STEP UP showed that pushing semaglutide to 7.2 mg once weekly produces more weight loss than the approved 2.4 mg dose in adults with obesity — 18.7% vs 15.6% on average (treatment-policy), or 20.7% vs 17.5% if everyone adhered perfectly (trial-product), with about a third of high-dose patients losing ≥25% of their body weight versus one in six on standard Wegovy (Wharton 2025^[1]; Novo Nordisk 2025^[5]). The incremental average benefit over 2.4 mg is real but modest — roughly 3 points — reflecting a flattening dose-response curve, and it comes at the cost of more gastrointestinal events (70.8% vs 61.2%) and a notable dose-related dysaesthesia signal (22.9% vs 6.0%). For someone stalled on standard Wegovy or chasing a higher weight-loss target, 7.2 mg is a meaningful additional rung on the ladder; for most people already doing well on 2.4 mg, it is an incremental gain to weigh against added side effects. As always, the decision belongs with a clinician who knows your full picture. For how weight loss interacts with muscle, see semaglutide and muscle mass.

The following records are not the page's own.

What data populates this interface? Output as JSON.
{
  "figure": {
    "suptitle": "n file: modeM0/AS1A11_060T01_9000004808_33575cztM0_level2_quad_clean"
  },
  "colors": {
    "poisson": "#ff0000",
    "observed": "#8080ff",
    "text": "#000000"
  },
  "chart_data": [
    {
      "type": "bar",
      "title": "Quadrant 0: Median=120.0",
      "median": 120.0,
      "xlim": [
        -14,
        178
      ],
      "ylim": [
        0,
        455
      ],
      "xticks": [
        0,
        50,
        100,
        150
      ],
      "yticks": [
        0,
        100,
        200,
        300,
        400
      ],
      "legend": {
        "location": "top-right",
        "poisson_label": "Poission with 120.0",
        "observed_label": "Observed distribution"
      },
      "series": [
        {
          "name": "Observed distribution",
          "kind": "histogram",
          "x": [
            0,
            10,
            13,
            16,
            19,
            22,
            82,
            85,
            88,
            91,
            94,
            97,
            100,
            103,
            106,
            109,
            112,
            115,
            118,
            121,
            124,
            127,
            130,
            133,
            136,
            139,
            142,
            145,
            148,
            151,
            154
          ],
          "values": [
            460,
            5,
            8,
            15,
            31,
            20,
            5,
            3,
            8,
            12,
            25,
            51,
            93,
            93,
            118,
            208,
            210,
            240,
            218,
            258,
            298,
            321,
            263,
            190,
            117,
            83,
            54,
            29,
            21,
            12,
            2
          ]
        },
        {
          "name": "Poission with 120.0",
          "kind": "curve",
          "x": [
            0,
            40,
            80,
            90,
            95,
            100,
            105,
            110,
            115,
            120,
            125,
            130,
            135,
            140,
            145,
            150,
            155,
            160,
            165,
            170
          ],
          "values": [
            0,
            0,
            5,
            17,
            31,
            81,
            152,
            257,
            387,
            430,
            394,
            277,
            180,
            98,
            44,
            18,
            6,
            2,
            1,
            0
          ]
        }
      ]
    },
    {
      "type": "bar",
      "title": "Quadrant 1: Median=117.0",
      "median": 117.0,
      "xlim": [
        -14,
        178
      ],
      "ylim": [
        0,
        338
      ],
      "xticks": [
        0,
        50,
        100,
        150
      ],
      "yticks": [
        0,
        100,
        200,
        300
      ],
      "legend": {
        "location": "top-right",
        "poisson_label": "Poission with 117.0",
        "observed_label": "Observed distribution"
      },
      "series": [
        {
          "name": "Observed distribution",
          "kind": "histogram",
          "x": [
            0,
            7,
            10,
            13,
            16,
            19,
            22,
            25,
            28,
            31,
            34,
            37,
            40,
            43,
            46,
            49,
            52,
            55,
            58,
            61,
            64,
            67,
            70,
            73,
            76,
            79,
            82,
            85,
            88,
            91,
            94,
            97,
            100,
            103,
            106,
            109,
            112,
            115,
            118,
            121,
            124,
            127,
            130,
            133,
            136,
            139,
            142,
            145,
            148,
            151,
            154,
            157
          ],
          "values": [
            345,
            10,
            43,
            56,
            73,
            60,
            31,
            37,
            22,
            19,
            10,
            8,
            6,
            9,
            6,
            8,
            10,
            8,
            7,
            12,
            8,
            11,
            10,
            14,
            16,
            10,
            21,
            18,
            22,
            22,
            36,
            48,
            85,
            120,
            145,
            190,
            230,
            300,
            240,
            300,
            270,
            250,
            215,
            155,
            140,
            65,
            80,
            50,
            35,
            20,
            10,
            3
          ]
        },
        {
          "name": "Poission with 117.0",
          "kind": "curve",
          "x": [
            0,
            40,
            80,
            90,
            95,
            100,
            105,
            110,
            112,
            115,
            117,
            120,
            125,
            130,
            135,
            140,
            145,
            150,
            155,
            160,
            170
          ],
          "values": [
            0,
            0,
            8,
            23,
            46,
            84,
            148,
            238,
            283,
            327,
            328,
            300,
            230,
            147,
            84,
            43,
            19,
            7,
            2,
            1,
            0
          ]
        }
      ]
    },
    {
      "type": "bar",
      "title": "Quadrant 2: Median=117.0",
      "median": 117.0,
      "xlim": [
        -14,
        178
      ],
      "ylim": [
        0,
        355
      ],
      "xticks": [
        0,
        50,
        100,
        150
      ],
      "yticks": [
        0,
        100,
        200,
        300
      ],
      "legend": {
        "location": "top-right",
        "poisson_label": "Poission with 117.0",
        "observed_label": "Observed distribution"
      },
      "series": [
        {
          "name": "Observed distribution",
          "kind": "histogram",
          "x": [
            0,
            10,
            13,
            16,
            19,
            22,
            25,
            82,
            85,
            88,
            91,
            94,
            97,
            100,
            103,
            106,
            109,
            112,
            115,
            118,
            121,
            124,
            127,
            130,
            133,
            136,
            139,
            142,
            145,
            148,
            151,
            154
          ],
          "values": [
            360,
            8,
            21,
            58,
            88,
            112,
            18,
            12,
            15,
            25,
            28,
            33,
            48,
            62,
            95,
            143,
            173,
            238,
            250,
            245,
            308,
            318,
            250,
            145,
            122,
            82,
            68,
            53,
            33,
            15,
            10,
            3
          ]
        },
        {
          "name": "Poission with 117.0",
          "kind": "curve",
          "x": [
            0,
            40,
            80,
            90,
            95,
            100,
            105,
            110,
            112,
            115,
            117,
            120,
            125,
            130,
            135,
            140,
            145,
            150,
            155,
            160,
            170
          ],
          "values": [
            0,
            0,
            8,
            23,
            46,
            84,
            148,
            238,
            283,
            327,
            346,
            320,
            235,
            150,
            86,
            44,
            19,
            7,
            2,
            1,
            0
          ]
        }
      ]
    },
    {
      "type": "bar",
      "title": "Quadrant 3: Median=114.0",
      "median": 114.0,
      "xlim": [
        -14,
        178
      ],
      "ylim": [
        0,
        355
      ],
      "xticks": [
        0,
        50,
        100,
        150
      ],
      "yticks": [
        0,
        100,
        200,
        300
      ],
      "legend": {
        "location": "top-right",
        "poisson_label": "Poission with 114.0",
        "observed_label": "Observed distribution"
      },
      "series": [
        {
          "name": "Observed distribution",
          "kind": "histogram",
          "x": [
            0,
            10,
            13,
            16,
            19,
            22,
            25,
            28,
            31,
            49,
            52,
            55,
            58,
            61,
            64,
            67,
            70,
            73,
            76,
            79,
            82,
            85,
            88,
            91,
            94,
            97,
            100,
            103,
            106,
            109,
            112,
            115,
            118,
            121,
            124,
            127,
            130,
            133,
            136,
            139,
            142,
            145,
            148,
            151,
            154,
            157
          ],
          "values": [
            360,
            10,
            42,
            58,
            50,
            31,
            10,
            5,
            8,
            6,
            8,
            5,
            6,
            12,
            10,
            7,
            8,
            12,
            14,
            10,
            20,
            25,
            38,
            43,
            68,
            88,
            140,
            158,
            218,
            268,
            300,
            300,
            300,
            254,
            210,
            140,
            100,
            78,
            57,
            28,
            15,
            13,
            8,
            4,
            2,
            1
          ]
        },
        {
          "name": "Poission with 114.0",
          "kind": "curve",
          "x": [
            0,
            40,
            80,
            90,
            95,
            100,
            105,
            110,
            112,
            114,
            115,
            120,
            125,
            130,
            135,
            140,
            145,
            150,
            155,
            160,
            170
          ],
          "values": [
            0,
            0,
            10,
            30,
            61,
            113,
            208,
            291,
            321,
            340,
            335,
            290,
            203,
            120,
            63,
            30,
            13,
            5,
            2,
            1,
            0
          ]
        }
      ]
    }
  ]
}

This article is educational and is not medical advice. Every trial number above is sourced to the peer-reviewed STEP UP publication in The Lancet Diabetes & Endocrinology (PMID 40961952) or the trial sponsor's topline release, and was verified against the live PubMed database before publication. Semaglutide 7.2 mg is a higher dose than the 2.4 mg in approved Wegovy; do not adjust your dose without your prescriber.